Damals noch Arm in Arm: Krah, Chrupalla und Weidel auf dem Europaparteitag in Magdeburg.

(Foto: picture alliance/dpa)

Der AfD-Europaspitzenkandidat Maximilian Krah bleibt auf Listenplatz eins, ist aber erstmal raus aus dem Wahlkampf. Der gewählte Mittelweg angesichts der Spionage-Vorwürfe gegen Krahs Mitarbeiter rückt die beiden Vorsitzenden Chrupalla und Weidel in den Fokus: Krah war auch ihr Kandidat - trotz Warnungen.

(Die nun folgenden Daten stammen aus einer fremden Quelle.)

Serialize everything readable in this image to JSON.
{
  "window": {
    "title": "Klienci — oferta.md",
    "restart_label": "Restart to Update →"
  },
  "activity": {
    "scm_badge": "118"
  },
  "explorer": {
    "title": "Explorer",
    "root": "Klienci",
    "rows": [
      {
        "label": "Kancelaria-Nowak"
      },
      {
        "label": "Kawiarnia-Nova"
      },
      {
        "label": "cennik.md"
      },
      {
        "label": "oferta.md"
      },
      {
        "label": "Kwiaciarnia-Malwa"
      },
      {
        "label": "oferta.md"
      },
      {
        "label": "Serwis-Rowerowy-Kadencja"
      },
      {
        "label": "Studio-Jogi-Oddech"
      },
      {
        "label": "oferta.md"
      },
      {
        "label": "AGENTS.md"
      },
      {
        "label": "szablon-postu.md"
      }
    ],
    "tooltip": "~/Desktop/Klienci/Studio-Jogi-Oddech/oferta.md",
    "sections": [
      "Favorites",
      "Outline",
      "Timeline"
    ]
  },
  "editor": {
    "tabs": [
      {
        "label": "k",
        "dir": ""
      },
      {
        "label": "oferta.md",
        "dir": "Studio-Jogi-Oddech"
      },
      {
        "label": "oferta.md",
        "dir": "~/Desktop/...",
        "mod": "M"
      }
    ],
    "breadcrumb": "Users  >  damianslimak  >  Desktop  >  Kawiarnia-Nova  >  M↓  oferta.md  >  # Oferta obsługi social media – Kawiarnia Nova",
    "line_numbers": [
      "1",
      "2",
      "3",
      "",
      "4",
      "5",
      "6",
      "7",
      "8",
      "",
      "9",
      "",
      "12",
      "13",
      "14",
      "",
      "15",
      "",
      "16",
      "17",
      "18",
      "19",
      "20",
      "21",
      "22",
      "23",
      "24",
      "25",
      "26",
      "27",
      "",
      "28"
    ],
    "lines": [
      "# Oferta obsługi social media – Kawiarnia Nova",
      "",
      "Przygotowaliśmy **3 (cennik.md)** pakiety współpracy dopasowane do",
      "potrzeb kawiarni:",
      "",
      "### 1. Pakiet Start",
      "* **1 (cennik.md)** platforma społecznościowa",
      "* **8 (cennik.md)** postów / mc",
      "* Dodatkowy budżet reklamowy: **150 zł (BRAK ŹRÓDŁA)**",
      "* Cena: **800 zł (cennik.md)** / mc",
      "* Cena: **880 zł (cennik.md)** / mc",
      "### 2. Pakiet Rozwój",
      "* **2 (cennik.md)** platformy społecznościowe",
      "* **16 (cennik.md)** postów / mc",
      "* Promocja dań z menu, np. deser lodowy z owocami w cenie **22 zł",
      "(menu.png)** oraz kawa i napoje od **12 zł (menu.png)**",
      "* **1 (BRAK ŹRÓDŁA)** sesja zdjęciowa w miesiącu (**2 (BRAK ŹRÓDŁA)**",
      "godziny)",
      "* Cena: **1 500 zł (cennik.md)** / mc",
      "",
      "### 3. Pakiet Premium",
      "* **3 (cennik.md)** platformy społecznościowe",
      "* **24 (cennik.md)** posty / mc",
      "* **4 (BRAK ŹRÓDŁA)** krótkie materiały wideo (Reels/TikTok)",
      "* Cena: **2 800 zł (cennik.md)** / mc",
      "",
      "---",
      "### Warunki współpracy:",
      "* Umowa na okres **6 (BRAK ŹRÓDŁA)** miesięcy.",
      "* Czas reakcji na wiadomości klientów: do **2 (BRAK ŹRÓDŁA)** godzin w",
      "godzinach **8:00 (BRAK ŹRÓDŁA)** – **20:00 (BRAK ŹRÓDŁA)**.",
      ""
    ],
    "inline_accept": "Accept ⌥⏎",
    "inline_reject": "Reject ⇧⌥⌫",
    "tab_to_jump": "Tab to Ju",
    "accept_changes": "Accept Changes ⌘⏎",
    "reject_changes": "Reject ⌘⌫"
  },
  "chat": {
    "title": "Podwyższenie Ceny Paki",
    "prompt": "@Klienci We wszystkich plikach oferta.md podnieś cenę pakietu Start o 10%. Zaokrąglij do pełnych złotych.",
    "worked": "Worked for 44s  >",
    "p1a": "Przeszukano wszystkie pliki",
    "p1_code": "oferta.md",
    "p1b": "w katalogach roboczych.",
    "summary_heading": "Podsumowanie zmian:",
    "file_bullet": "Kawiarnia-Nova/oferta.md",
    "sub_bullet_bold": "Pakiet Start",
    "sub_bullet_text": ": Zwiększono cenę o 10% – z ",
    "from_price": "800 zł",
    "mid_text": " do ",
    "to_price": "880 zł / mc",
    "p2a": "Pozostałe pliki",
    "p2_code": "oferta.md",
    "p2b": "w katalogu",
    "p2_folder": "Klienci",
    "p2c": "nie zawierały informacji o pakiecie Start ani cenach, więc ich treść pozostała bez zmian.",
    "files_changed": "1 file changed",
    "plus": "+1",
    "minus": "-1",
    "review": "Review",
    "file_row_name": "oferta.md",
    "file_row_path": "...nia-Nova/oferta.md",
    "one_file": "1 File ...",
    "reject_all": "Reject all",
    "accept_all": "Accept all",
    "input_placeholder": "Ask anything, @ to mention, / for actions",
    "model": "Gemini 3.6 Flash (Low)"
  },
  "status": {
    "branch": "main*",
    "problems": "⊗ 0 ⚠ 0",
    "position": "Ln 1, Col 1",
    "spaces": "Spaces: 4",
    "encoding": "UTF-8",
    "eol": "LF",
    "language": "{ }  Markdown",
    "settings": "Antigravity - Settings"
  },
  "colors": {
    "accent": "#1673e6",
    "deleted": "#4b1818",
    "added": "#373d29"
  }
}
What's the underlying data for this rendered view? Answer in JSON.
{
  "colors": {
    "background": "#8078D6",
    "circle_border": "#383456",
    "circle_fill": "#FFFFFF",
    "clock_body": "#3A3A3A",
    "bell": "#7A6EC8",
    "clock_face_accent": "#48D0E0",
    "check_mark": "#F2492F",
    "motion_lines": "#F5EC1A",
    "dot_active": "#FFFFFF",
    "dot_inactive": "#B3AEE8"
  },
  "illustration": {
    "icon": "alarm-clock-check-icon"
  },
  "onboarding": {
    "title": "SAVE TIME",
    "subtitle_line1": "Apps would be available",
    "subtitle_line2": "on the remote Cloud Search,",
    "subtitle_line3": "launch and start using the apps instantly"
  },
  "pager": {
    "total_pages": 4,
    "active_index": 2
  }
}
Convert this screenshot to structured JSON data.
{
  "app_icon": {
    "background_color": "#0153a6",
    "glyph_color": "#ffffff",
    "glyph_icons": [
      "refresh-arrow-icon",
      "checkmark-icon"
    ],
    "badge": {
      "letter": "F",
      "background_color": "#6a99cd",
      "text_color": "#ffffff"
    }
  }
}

Immer, wenn es in der AfD um richtig was geht, meldet sich auch der Mann vom Rittergut Schnellroda zu Wort: Götz Kubitschek. Der Vordenker der völkisch-nationalistischen Szene, Netzwerker und Vertraute des Thüringer AfD-Chefs Björn Höcke hat zu den Vorgängen um den Spitzenkandidaten der Rechtsradikalen für die Europawahl eine klare Meinung: "Es geht darum, die einzige Opposition in Deutschland an der Machtbeteiligung zu hindern, ihren Erfolg zu verhindern", schreibt der Leiter des vom Verfassungsschutz beobachteten Instituts für Staatspolitik auf seinem Blog. Die Lehre aus den Vorwürfen gegen Maximilian Krah laute: "Vor allem sollte sich kein AfD-Politiker von irgendjemandem, der außerhalb der Partei steht, in eine Abgrenzung zu denjenigen Parteifreunden treiben lassen, die in zwei und in vier Monaten als Spitzenkandidaten zur Wahl stehen."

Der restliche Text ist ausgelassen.